Key Responsibilities (not limited to): 

• Oversight with Central Laboratories including:
  • Reviewer and signatory for regulated documents provided to laboratories to permit the collection, processing, shipment, and analysis of biological samples from clinical trial participants.
  • Protocol and amendment review for assessment of laboratory impact against program timelines.
  • Troubleshoot preanalytical, analytical, and postanalytical issues that impact sample analysis.
  • Facilitate and lead periodic vendor meetings.
  • Participate and monitor third-party laboratory system version updates.
  • Foster partnerships with laboratories via standing meetings and on-site visits.
  • Designated business owner for study contracting.
  • Partner with data management to ensure appropriate laboratory details in compliance with data transfers.
  • Participate in the selection and onboarding of new vendors.
  • Functional area lead for quality-lead site audits.
  • Functional area lead for eTMF management.
  • Provide laboratory timelines to key stakeholders.
  • Participate in site-activation/initiation meetings and/or visits.
  • Ensure laboratory-specific details are incorporated in documentation per regulatory requirements.
  • Participate in laboratory governance meetings.
  • Facilitate ongoing review of processes to provide continuous improvement recommendations.
  • Manage small team responsible for daily activities at third-party laboratories.
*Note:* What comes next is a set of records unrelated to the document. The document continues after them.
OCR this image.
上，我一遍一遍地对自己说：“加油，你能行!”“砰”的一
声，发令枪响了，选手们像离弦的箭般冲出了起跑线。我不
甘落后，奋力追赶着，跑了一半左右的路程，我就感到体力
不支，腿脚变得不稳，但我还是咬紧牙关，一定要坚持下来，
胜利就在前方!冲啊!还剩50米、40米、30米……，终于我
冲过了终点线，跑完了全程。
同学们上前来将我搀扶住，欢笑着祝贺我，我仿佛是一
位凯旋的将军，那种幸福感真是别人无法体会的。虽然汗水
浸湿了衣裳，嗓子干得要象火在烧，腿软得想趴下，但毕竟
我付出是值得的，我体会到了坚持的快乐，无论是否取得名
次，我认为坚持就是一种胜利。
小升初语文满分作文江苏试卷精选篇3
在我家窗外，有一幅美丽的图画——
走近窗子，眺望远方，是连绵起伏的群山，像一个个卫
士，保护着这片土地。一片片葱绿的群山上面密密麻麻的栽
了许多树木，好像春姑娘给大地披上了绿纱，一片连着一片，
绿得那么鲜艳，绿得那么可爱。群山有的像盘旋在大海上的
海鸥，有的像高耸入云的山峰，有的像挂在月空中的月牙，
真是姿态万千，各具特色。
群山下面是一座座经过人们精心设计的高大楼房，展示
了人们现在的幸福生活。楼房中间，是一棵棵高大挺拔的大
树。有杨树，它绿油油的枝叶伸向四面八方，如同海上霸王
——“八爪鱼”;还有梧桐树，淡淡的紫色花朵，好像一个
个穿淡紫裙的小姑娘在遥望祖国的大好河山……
• Review and oversight of specialty laboratories that validate bioanalytical methods and perform sample analysis for pharmacokinetic, pharmacodynamic, and anti-drug antibody studies.
  • Conduct periodic meetings.
  • Review validation and sample analysis plans.
  • Review and interpret validation data and ensure compliance to regulations.
  • Manage timelines and logistics for the delivery of PK, PD, ADA, and biomarker data.

• Work closely with Immunovant cross-functional project teams to provide technical input on laboratory procedures. (functional area details included above)
  • Participate in periodic Team meetings and provide laboratory updates.
  • Investigate isolated analytical/logistical issues that could impact participant enrollment.
  • Identify trends that may require Clinical Labs intervention to improve efficiencies.
  • Contribute to regulated clinical trial documents (e.g., study protocols).

Requirements:

• Master’s degree or PhD in a scientific field and/or appropriate experience
• Solid understanding of drug development; Phase 1-3 clinical program experience
• Ability to comprehend laboratory requirements and methodology and ensure vendors are adhering to regulatory requirements
• Experience with cross functional collaborations and the ability to present data/conclusions and lead scientific teams remotely
• Multitasking ability to oversee multiple projects and reach milestones on time
• Strong written and oral communication skills with incredible attention to detail
• Willingness to roll up your sleeves and get in the weeds of projects as a jack of all trades
• Natural collaborator, great interpersonal skills and team player who enjoys working on a cross-functional team

Beneficial Experience:

• Assay Development experience at pharma, biotech or clinical laboratories
• Clinical trial laboratory start-up, oversight and closeout experience
• Hands-on experience and knowledge of method development / validation for supporting regulated studies; GLP and GCLP/CLIA experience a plus
• Contributions to regulatory documents in support of drug development programs
• Experience with biotherapeutic drug development

Work Environment:

• Remote based
• Dynamic, interactive, fast-paced, and entrepreneurial environment

Compensation is based on a number of factors, including market location, and may vary depending on job-related knowledge, skills, and experience. Equity and other forms of compensation may be provided as part of a total compensation package, in addition to a full range of medical, dental, vision, 401k, and other benefits, including unlimited paid time off and parental leave. The annual base salary for this position ranges from $195,000.00-$205,000.00.